Text message as information

This week’s reading helps us better understand information and its transformation system. Simplifying the process of information transmission, Shannon’s model of information system opens the black box of our communication devices. Digitalization makes texting the most common, convenient and the simplest way of transforming information.

By saying texting, we usually refer to SMS texting, which is sent over a cellular network. Our cell phones are always sending and receiving signals back and forth with a cell phone tower or control channel, even when they are at rest. When text message is typed, it is encoded by code books as bytes and transmitted in data packets, which is the signal the cell phone sent.
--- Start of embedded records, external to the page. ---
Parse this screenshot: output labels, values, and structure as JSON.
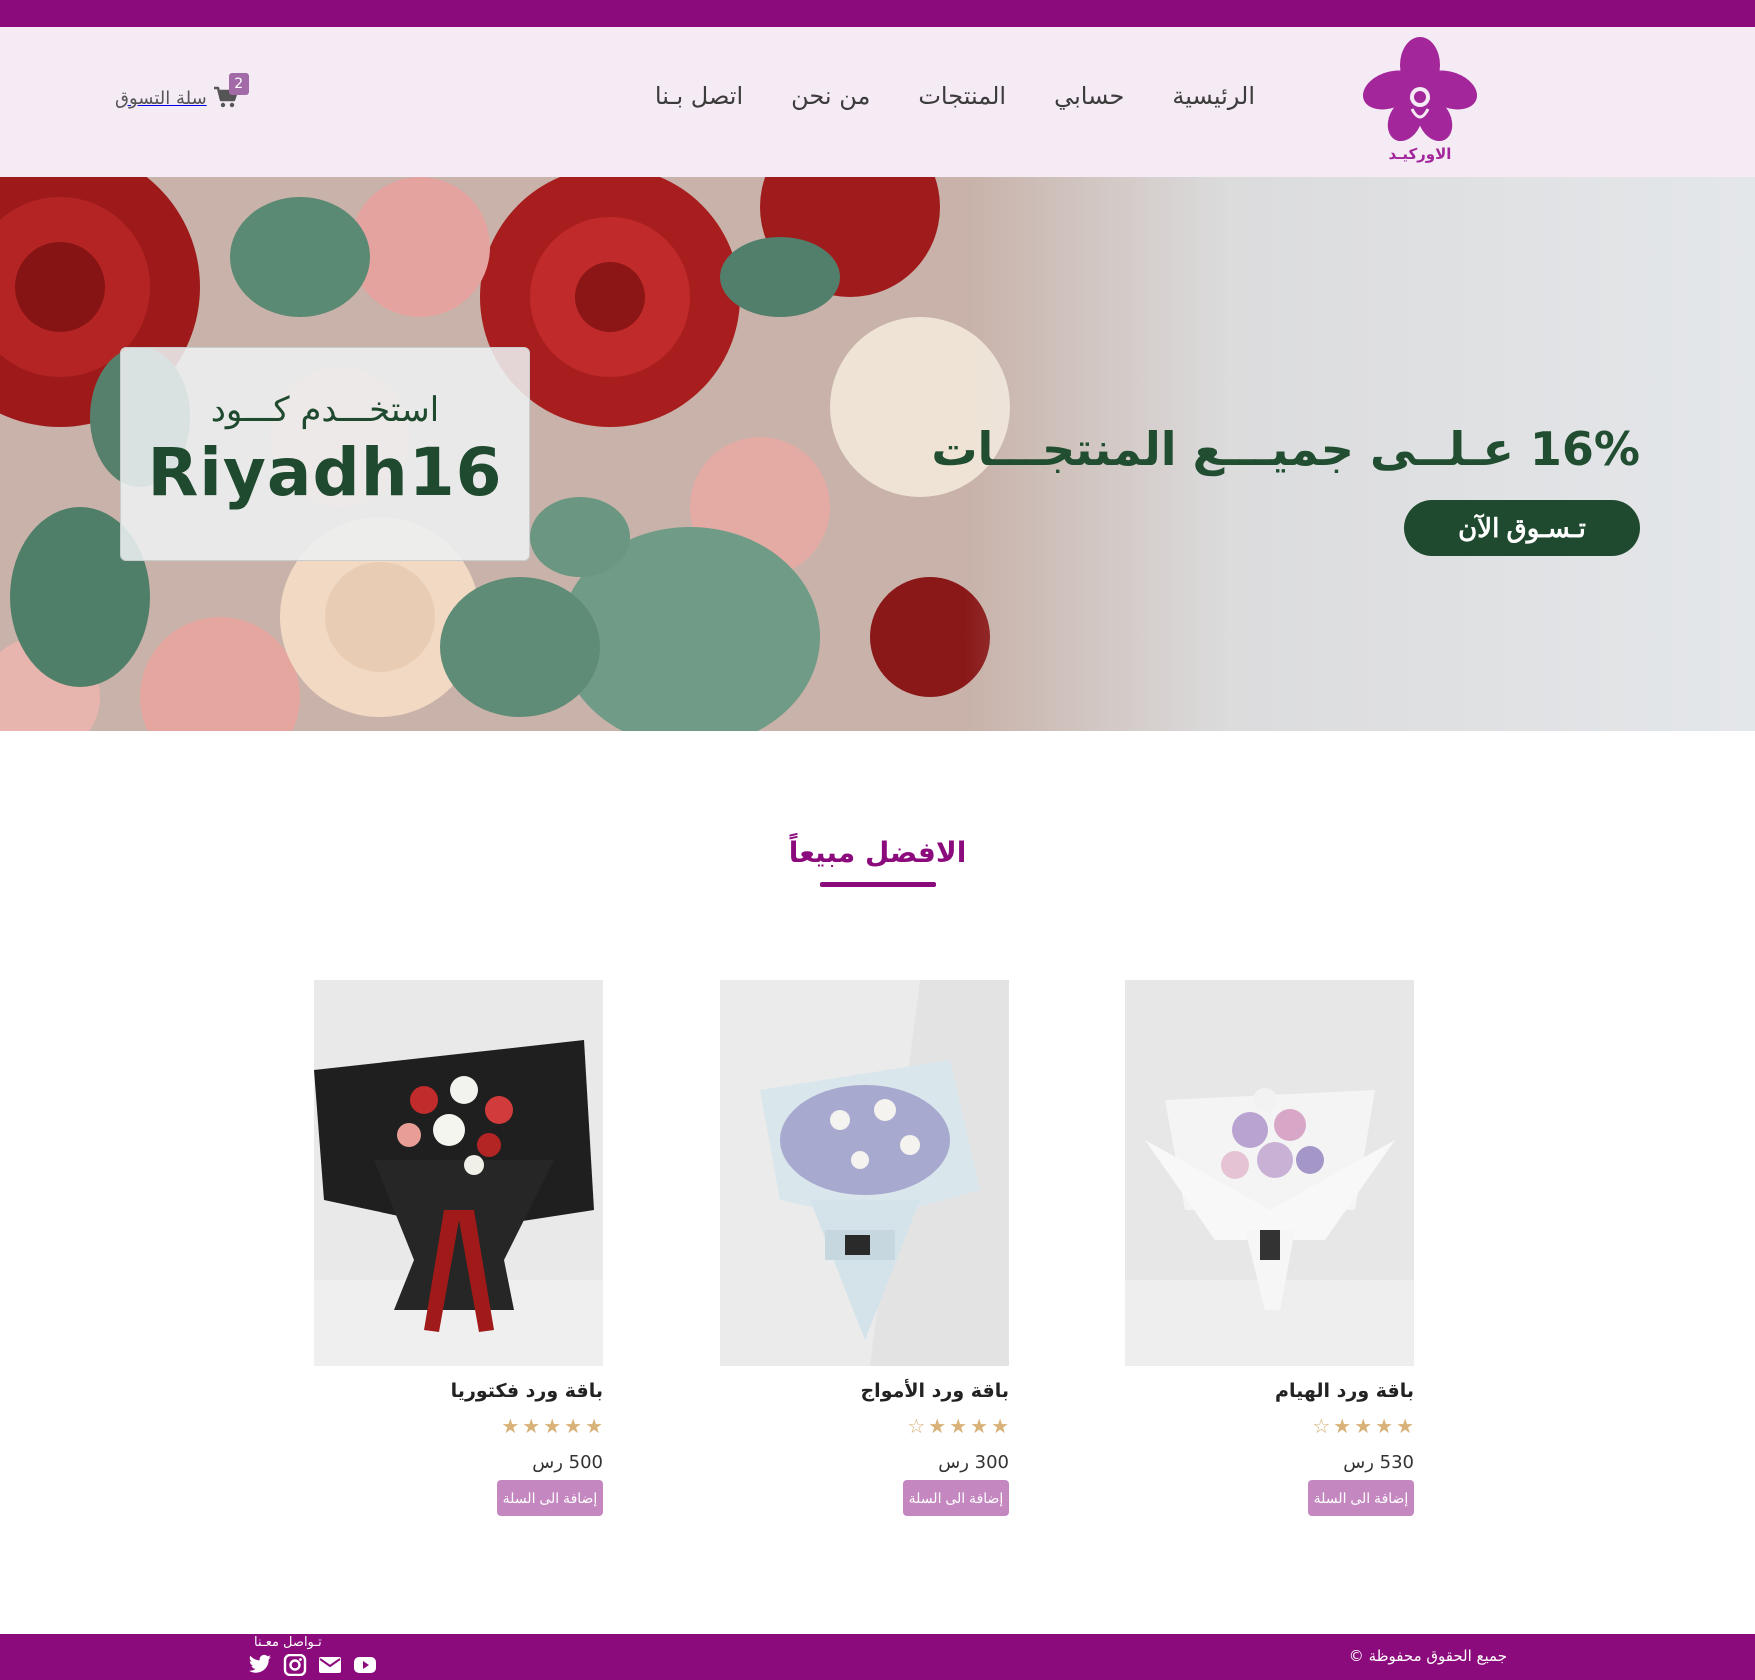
{
  "brand": {
    "logo_text": "الاوركيـد",
    "primary_color": "#8b0a7c",
    "accent_color": "#1f4a2f"
  },
  "nav": {
    "items": [
      {
        "label": "الرئيسية"
      },
      {
        "label": "حسابي"
      },
      {
        "label": "المنتجات"
      },
      {
        "label": "من نحن"
      },
      {
        "label": "اتصل بـنا"
      }
    ]
  },
  "cart": {
    "label": "سلة التسوق",
    "count": "2",
    "icon": "cart-icon"
  },
  "hero": {
    "coupon_title": "استخـــدم كـــود",
    "coupon_code": "Riyadh16",
    "headline": "16% عـلــى جميـــع المنتجـــات",
    "cta_label": "تـسـوق الآن"
  },
  "bestsellers": {
    "title": "الافضل مبيعاً",
    "products": [
      {
        "name": "باقة ورد الهيام",
        "rating": 4,
        "price": "530 رس",
        "button": "إضافة الى السلة"
      },
      {
        "name": "باقة ورد الأمواج",
        "rating": 4,
        "price": "300 رس",
        "button": "إضافة الى السلة"
      },
      {
        "name": "باقة ورد فكتوريا",
        "rating": 5,
        "price": "500 رس",
        "button": "إضافة الى السلة"
      }
    ]
  },
  "footer": {
    "rights": "جميع الحقوق محفوظة ©",
    "social_label": "تـواصل معـنا",
    "social_icons": [
      "twitter-icon",
      "instagram-icon",
      "email-icon",
      "youtube-icon"
    ]
  }
}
The signal first arrives at the control channel, the medium that can transmit the signal, then it is stored at the short message service center, or to be sent immediately when the receiver is available. The receiver decodes the data packets, to be more specific, the software translates the signal into information that the user could understand.

By understanding the meaning of the text message, and forming the reply, we know that it is being successfully transmitted and received as information. According to GDI, the reason we can understand the Information transmitted by the text is because it is made of well- formed data, both in the syntax level and semantic level. The syntax of the language is its grammatical rules, which renders the meanings of the information, the semantic level of information. According to Professor Irvine, “meanings are enacted by cognitive agents who use collectively understand material sign structures in living contexts of interpretation and understanding”. Language is a kind of sign that has conventions and a set of man-made rules behind. What we text serves as symbols of meaning. People recognize the pattern, and thus understand the meaning expressed by the signs.
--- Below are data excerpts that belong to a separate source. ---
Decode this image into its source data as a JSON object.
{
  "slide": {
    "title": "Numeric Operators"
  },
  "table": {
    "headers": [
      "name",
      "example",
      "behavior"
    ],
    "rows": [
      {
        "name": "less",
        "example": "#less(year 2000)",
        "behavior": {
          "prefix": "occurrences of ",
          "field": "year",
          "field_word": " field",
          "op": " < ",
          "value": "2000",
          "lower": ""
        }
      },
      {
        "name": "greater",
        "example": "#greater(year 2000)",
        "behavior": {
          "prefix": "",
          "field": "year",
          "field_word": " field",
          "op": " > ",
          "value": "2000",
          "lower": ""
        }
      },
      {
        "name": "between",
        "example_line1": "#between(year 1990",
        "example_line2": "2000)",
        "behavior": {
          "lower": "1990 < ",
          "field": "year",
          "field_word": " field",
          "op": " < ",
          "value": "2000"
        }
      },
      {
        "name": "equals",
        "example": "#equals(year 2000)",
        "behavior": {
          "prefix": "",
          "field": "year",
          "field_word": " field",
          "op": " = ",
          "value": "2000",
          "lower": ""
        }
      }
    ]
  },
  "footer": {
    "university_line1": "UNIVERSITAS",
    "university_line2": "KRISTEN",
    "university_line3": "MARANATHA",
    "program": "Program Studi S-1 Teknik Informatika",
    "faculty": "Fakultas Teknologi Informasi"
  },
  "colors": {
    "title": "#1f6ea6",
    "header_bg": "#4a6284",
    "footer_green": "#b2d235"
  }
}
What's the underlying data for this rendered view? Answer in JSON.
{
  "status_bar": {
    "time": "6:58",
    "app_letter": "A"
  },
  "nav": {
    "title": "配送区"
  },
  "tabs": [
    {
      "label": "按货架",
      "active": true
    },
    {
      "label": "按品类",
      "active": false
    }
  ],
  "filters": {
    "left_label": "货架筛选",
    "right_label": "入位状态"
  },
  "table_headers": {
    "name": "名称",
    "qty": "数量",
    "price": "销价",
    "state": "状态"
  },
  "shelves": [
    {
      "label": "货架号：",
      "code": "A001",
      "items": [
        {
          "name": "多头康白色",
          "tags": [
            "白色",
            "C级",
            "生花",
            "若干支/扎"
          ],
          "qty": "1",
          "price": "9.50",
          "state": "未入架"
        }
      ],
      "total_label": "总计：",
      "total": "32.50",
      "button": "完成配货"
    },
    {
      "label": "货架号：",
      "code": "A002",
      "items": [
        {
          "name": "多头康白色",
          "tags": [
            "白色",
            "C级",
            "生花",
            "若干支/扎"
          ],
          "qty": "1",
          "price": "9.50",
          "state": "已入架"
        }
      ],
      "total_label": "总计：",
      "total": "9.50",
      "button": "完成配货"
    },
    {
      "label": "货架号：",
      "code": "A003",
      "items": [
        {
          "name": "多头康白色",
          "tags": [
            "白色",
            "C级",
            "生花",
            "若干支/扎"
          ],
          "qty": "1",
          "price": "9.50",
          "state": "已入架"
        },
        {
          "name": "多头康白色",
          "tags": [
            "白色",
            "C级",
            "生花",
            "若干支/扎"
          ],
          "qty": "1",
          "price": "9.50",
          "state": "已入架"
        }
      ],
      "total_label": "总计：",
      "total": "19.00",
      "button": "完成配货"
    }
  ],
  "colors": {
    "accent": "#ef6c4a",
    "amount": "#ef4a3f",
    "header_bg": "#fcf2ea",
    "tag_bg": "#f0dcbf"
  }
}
Shannon’s approximation theory of the language indicates that certain pattern of the structure of language made us recognize the pattern. An English speaker can recognize the letters, words, and thus, sentences. However, if the information source is Chinese, and the receiver knows nothing about Chinese, he may recognize such text only by their physical properties, but not by their meanings. Since Chinese is not in their knowledge system. In this case, the transmission of information is not successful, because the receiver cannot recognize the pattern of the information from the sender.
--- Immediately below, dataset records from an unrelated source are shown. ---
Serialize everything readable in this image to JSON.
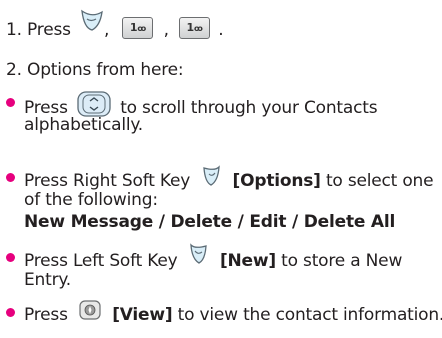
{
  "step1": {
    "prefix": "1. Press",
    "comma": ",",
    "comma2": ",",
    "period": ".",
    "key_labels": [
      "1",
      "1"
    ]
  },
  "step2": {
    "text": "2. Options from here:"
  },
  "bullets": [
    {
      "pre": "Press",
      "post": "to scroll through your Contacts",
      "post2": "alphabetically."
    },
    {
      "pre": "Press Right Soft Key",
      "bold": "[Options]",
      "post": "to select one",
      "line2": "of the following:",
      "line3": "New Message / Delete / Edit / Delete All"
    },
    {
      "pre": "Press Left Soft Key",
      "bold": "[New]",
      "post": "to store a New",
      "line2": "Entry."
    },
    {
      "pre": "Press",
      "bold": "[View]",
      "post": "to view the contact information."
    }
  ],
  "colors": {
    "bullet": "#e6007e",
    "text": "#231f20"
  },
  "icons": [
    "left-soft-key-icon",
    "number-1-key-icon",
    "navigation-key-icon",
    "right-soft-key-icon",
    "ok-key-icon"
  ]
}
I also come up with a question: Is there any standard of measuring how successful information is transmitted?


Martin Irvine, Introduction to the Technical Theory of Information

Luciano Floridi, Information: A Very Short Introduction. Oxford, UK: Oxford University Press, 2010. Read Chapters 1-4. Excerpts.

James Gleick, Excerpts from The Information: A History, a Theory, a Flood. (New York, NY: Pantheon, 2011).

Peter Denning and Tim Bell, “The Information Paradox.” From American Scientist, 100, Nov-Dec. 2012.